The Tanzania Chamber of Commerce, Industry and Agriculture (TCCIA) in Arusha, is determined to ensure that the implementation of the East African Common Market Protocol benefits the agricultural sector in the region.
Arusha Regional TCCIA Chairman Adolf Olomi said in an interview that the agricultural sector in the region is a sleeping giant that needs to be tapped into the implementation of the East African Common Market Protocol to create opportunities for young people and the business community in Tanzania.
Latest figures on Tanzania's exports to other partner states in the EAC have increased from USD96.4m in 2005 to USD450m in 2010.
However, Olomi said that the figures were still too small compared to the nation’s potential.
He said in an interview that the agri-sector in Arusha region has been in the doldrums for years, adding that despite some gains in horticulture and other cash crop related ventures, there is a great deal more than can be achieved.

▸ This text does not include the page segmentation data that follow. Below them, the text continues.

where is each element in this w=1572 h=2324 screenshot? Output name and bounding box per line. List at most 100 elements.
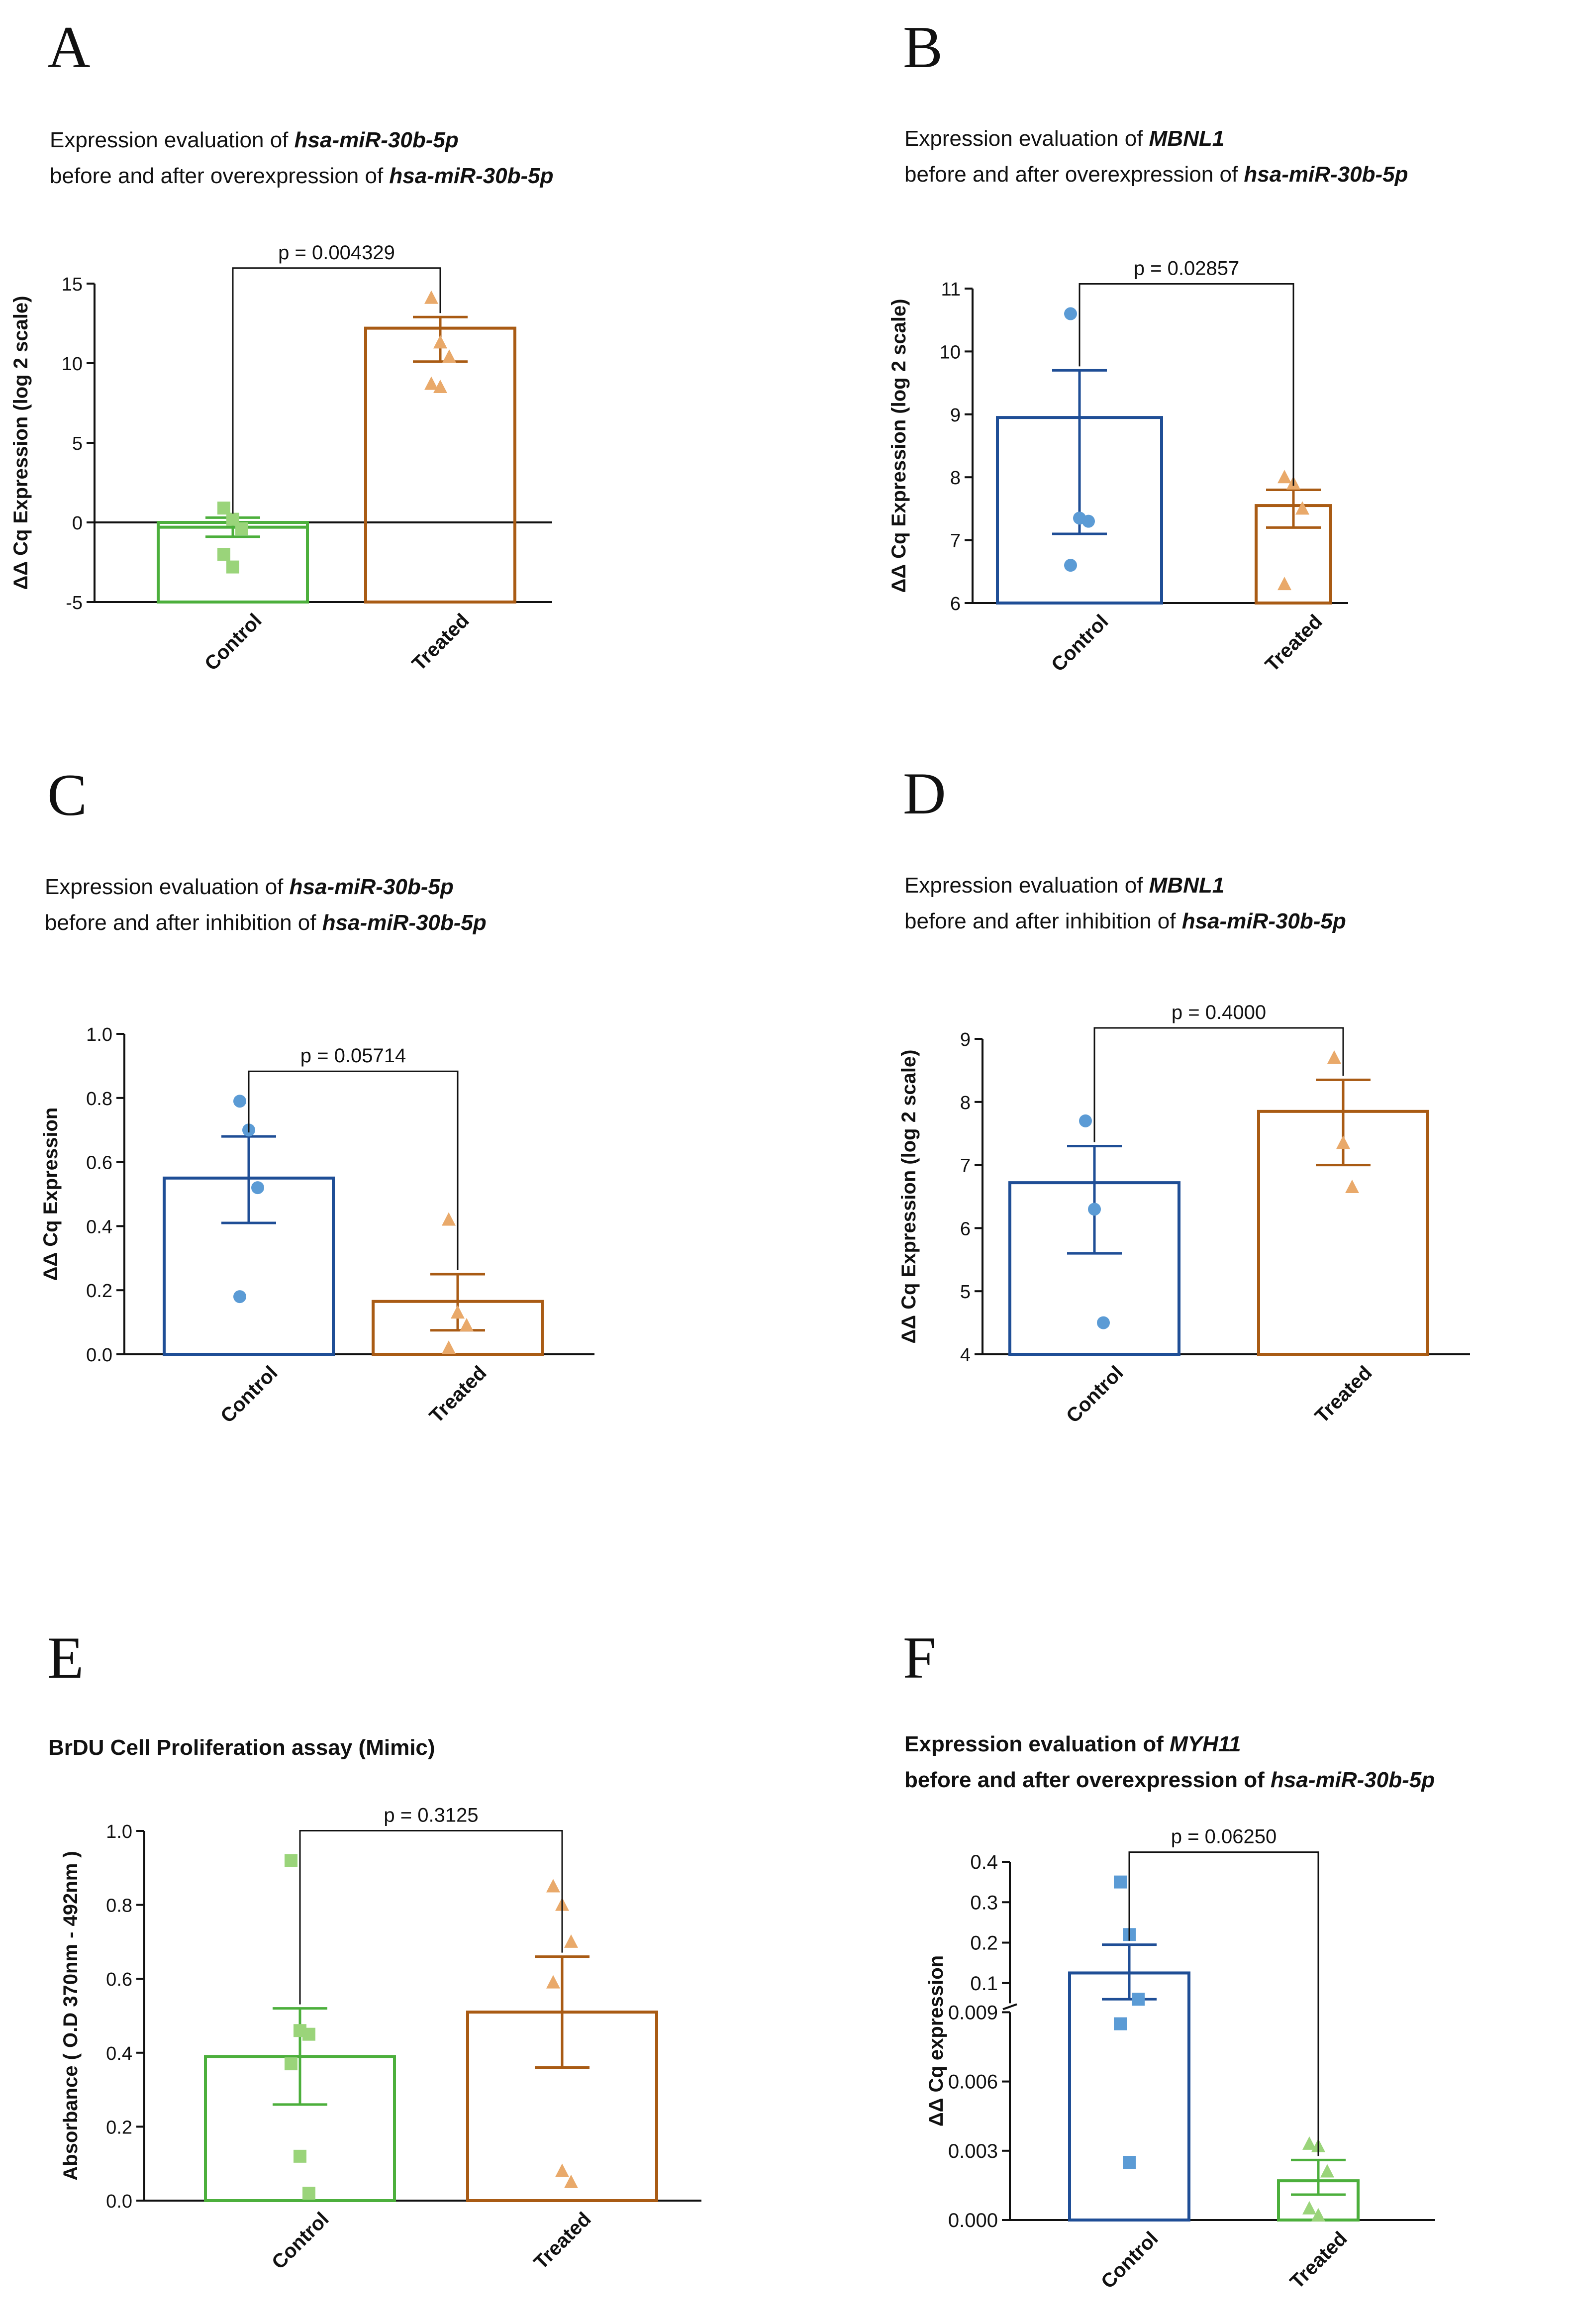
data-point-square (217, 502, 230, 515)
y-tick-label: 0.003 (948, 2140, 998, 2162)
y-axis-label: ΔΔ Cq Expression (log 2 scale) (888, 299, 910, 593)
y-tick-label: 0.009 (948, 2002, 998, 2023)
title-gene: hsa-miR-30b-5p (1271, 1768, 1435, 1792)
y-tick-label: 6 (960, 1218, 971, 1239)
chart-title-line: before and after inhibition of hsa-miR-3… (904, 909, 1346, 933)
data-point-circle (1064, 559, 1077, 572)
bar-treated (364, 326, 516, 604)
y-tick-label: 7 (950, 531, 961, 552)
data-point-triangle (1277, 470, 1291, 484)
y-tick-label: -5 (66, 593, 83, 613)
data-point-triangle (433, 380, 447, 393)
y-tick-label: 1.0 (106, 1821, 132, 1842)
title-text: Expression evaluation of (50, 128, 295, 152)
y-axis-label: ΔΔ Cq Expression (log 2 scale) (898, 1050, 920, 1344)
title-gene: hsa-miR-30b-5p (1244, 162, 1408, 187)
data-point-circle (1097, 1316, 1110, 1329)
data-point-triangle (564, 1934, 578, 1948)
data-point-triangle (424, 290, 438, 304)
data-point-triangle (1302, 2201, 1316, 2215)
chart-title-line: before and after overexpression of hsa-m… (904, 162, 1408, 187)
data-point-triangle (546, 1879, 560, 1893)
data-point-triangle (564, 2174, 578, 2188)
title-gene: hsa-miR-30b-5p (1182, 909, 1346, 933)
y-tick-label: 0.006 (948, 2071, 998, 2093)
y-tick-label: 11 (941, 279, 961, 300)
panel-letter: C (47, 762, 87, 828)
data-point-circle (233, 1095, 246, 1108)
significance-bracket (1079, 283, 1294, 486)
data-point-circle (1079, 1114, 1092, 1127)
y-tick-label: 0.3 (970, 1892, 998, 1914)
y-axis-label: ΔΔ Cq Expression (40, 1108, 62, 1281)
data-point-circle (251, 1181, 264, 1195)
p-value-label: p = 0.4000 (1172, 1002, 1266, 1023)
panel-letter: E (47, 1624, 84, 1691)
x-tick-label: Treated (408, 609, 474, 675)
y-axis-label: Absorbance ( O.D 370nm - 492nm ) (60, 1851, 82, 2180)
significance-bracket (232, 267, 441, 514)
title-gene: hsa-miR-30b-5p (290, 875, 454, 899)
y-tick-label: 9 (960, 1029, 971, 1050)
panel-letter: D (903, 760, 946, 826)
data-point-circle (1082, 514, 1095, 528)
panel-b: B Expression evaluation of MBNL1 before an… (888, 14, 1408, 676)
data-point-square (302, 2187, 315, 2200)
y-tick-label: 0 (72, 513, 83, 534)
significance-bracket (1093, 1027, 1344, 1142)
y-tick-label: 9 (950, 405, 961, 426)
y-tick-label: 6 (950, 594, 961, 614)
title-gene: MBNL1 (1149, 126, 1225, 151)
title-text: before and after inhibition of (45, 910, 322, 935)
panel-letter: F (903, 1624, 936, 1691)
chart-title-line: Expression evaluation of MBNL1 (904, 873, 1224, 898)
data-point-triangle (1295, 501, 1309, 515)
data-point-square (1114, 1875, 1127, 1889)
x-tick-label: Treated (1286, 2227, 1352, 2293)
panel-letter: B (903, 14, 943, 80)
x-tick-label: Treated (1311, 1362, 1376, 1427)
title-text: before and after overexpression of (50, 164, 389, 188)
data-point-square (294, 2149, 306, 2163)
y-tick-label: 8 (950, 468, 961, 489)
y-tick-label: 0.4 (86, 1216, 112, 1237)
data-point-triangle (460, 1318, 474, 1332)
x-tick-label: Control (216, 1362, 282, 1427)
data-point-triangle (1327, 1050, 1341, 1064)
title-text: before and after inhibition of (904, 909, 1182, 933)
y-tick-label: 0.0 (86, 1345, 112, 1366)
y-tick-label: 0.2 (106, 2117, 132, 2138)
y-axis-label: ΔΔ Cq Expression (log 2 scale) (10, 296, 32, 590)
data-point-square (285, 2057, 297, 2071)
y-tick-label: 5 (72, 433, 83, 454)
title-text: Expression evaluation of (45, 875, 290, 899)
p-value-label: p = 0.06250 (1171, 1826, 1277, 1848)
title-text: BrDU Cell Proliferation assay (Mimic) (48, 1735, 435, 1760)
title-gene: MBNL1 (1149, 873, 1225, 898)
y-tick-label: 0.6 (86, 1153, 112, 1174)
data-point-triangle (1302, 2136, 1316, 2150)
y-tick-label: 0.2 (86, 1281, 112, 1302)
chart-title-line: Expression evaluation of hsa-miR-30b-5p (50, 128, 459, 152)
x-tick-label: Treated (1261, 610, 1327, 676)
y-tick-label: 8 (960, 1093, 971, 1113)
chart-title-line: Expression evaluation of hsa-miR-30b-5p (45, 875, 454, 899)
chart-title-line: before and after inhibition of hsa-miR-3… (45, 910, 487, 935)
y-tick-label: 0.8 (106, 1896, 132, 1917)
panel-letter: A (47, 14, 91, 80)
data-point-square (217, 548, 230, 561)
title-gene: hsa-miR-30b-5p (389, 164, 553, 188)
panel-c: C Expression evaluation of hsa-miR-30b-5p… (40, 762, 594, 1427)
title-gene: hsa-miR-30b-5p (295, 128, 459, 152)
significance-bracket (299, 1829, 563, 2005)
y-tick-label: 0.1 (970, 1973, 998, 1995)
y-tick-label: 5 (960, 1282, 971, 1303)
panel-e: E BrDU Cell Proliferation assay (Mimic) 0.… (47, 1624, 701, 2274)
title-text: Expression evaluation of (904, 873, 1149, 898)
x-tick-label: Control (200, 609, 266, 675)
y-tick-label: 1.0 (86, 1024, 112, 1045)
y-tick-label: 15 (62, 274, 83, 295)
data-point-circle (1064, 307, 1077, 320)
panel-f: F Expression evaluation of MYH11 before an… (903, 1624, 1435, 2293)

TCCIA-Arusha has commissioned ongoing research into the challenges and opportunities in the implementation of the East African Common Market Protocol and Tanzania’s role in creating a conducive environment for increased private sector participation within and outside the country.
According to studies carried out in recent years, Arusha Region and Tanzania in general, could benefit substantially from the implementation of the two-year-old EAC Common Market Protocol.

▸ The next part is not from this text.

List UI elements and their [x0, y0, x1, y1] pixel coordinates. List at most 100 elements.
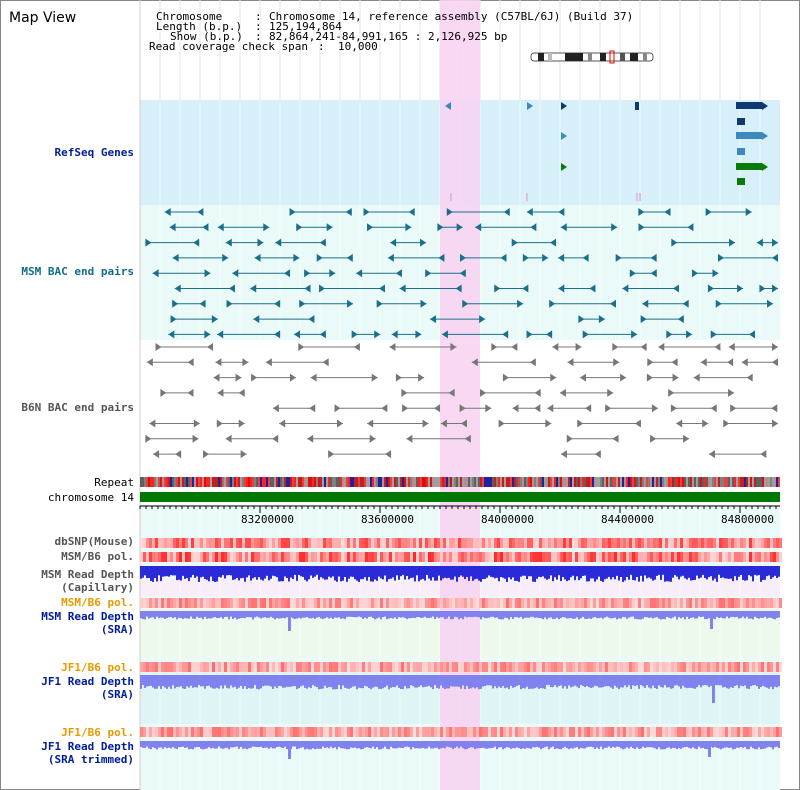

Agribusiness researcher Geoffrey M. Kalugendo of Africa Source Investment Trade and Environment Management says that preliminary investigations indicate that a re-organisation at sectoral level is a basic necessity for the agri-sector to realise the greatest benefits.
“Arusha is growing a range of high quality products that have great demand in the EAC, especially in Kenya. This includes oranges, onions, beans, maize and several other crops. But because of the failure to organise the industry, we end up getting only the minimum benefit from the exportation of the crops,” Kalugendo says.
“For the agri-sector to benefit from the implementation of the common market, producers and traders should stop operating individually and get organized into groups and cooperative entities,” he explains.
He says that getting the farmers organised should be a priority and that it is crucial for the region and the country at large to benefit from the implementation of the EAC Common Market Protocol.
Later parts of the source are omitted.